Bill and his family tell their heart-wrenching story on the season premiere of Strange Inheritance with Jamie Colby, which airs Friday January 20 at 10:30 p.m. on the FOX Business Network.
Frazetta began his career as a comic book and comic strip illustrator in the 1940s; he worked on classic titles such as Buck Rogers, Flash Gordon and Lil’ Abner.
His big break arrived in 1964 when he illustrated a Mad Magazine spoof shampoo advertisement, lampooning the mop-top of a new music sensation -- Ringo Starr.
Hollywood studios noticed, and soon Frazetta was illustrating movie posters.

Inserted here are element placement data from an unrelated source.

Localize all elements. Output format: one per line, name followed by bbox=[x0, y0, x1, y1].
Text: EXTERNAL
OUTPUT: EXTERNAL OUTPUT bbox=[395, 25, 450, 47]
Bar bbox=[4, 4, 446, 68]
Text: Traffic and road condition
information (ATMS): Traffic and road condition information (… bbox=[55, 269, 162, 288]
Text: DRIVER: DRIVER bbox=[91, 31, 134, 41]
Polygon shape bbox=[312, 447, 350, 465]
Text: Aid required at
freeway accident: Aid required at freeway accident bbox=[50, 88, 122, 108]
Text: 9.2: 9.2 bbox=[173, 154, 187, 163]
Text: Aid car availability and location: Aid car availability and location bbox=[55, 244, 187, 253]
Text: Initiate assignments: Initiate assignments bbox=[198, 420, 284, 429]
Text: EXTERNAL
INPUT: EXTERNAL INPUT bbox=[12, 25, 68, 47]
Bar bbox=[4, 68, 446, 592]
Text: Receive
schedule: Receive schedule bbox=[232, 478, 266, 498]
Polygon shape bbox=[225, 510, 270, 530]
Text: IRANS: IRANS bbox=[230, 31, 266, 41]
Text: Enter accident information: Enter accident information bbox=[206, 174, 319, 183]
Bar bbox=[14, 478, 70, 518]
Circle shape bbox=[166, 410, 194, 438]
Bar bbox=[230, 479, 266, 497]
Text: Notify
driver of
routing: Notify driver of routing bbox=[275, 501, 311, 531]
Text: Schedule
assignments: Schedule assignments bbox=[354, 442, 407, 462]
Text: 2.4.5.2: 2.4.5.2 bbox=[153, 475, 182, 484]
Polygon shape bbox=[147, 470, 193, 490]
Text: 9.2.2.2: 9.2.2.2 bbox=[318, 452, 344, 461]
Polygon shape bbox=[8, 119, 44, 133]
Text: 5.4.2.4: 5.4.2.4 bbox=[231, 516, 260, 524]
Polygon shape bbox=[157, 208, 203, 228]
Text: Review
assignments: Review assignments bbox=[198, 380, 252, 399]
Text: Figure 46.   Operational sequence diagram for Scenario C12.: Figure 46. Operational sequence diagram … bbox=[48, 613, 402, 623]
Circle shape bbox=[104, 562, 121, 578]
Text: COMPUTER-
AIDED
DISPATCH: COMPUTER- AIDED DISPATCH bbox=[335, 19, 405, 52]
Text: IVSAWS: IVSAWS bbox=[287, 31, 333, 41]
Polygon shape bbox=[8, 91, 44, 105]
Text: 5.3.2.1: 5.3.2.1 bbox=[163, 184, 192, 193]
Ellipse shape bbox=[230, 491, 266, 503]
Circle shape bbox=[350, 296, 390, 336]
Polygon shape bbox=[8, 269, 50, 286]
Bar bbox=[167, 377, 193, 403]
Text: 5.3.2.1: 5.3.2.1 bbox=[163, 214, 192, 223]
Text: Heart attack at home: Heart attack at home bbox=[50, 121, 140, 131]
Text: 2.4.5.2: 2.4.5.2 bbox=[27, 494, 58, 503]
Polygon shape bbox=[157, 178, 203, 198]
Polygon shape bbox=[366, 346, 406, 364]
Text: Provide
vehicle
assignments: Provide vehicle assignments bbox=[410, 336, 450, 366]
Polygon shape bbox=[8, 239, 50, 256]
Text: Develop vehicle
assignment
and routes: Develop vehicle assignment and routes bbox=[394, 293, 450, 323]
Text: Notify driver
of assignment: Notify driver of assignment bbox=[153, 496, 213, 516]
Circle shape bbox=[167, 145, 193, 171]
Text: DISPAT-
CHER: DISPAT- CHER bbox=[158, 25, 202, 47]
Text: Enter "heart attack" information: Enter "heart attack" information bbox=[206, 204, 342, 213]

On his next big commission – to create original cover art for the Conan book series – Frazetta actually created a new style of fantasy art featuring strange creatures, musclebound heroes and scantily clad damsels in distress. Eventually his iconic art appeared on multiple album covers (for such hard rock groups as Molly Hatchet and Nazareth), the big screen (in the animated 1983 film, “Fire and Ice”) and even as the symbol for the U.S. Army Third Corps -- nicknamed the “Phantom Warriors.”
“Younger people today have no idea that this entire visual genre traces back to this one artist,” says David Spurlock, an author, illustrator and publisher of graphic novels.
But when an aging Frazetta was stricken with a series of strokes, tensions heightened among his two sons and two daughters over the hundred-plus paintings, and the rights to reproduce and license his work.
At one point Frank Frazetta Junior tried to remove some 90 original paintings from the family museum in East Strasbourg, Pennsylvania. He was arrested – but the charges were ultimately dropped.
“There was no communication going on amongst us,” said sister Holly Frazetta Tayor. “It was a really bad dark, dark time.”
In July 2010, with legal costs mounting, the family sold one oil painting, “Conan the Destroyer,” for $1.5 million —a record price for fantasy art.
“Sadly to say, a lot of it ended up going towards lawyers,” lamented Bill Frazetta.
The warring heirs ultimately sued for peace -- agreeing to divide up the paintings instead of trying to keep their father’s body of work together in a single licensing and marketing enterprise.
In 2016, Holly Frazetta Taylor sold a painting from her inheritance – “At the Earth’s Core” – for $1.1 million.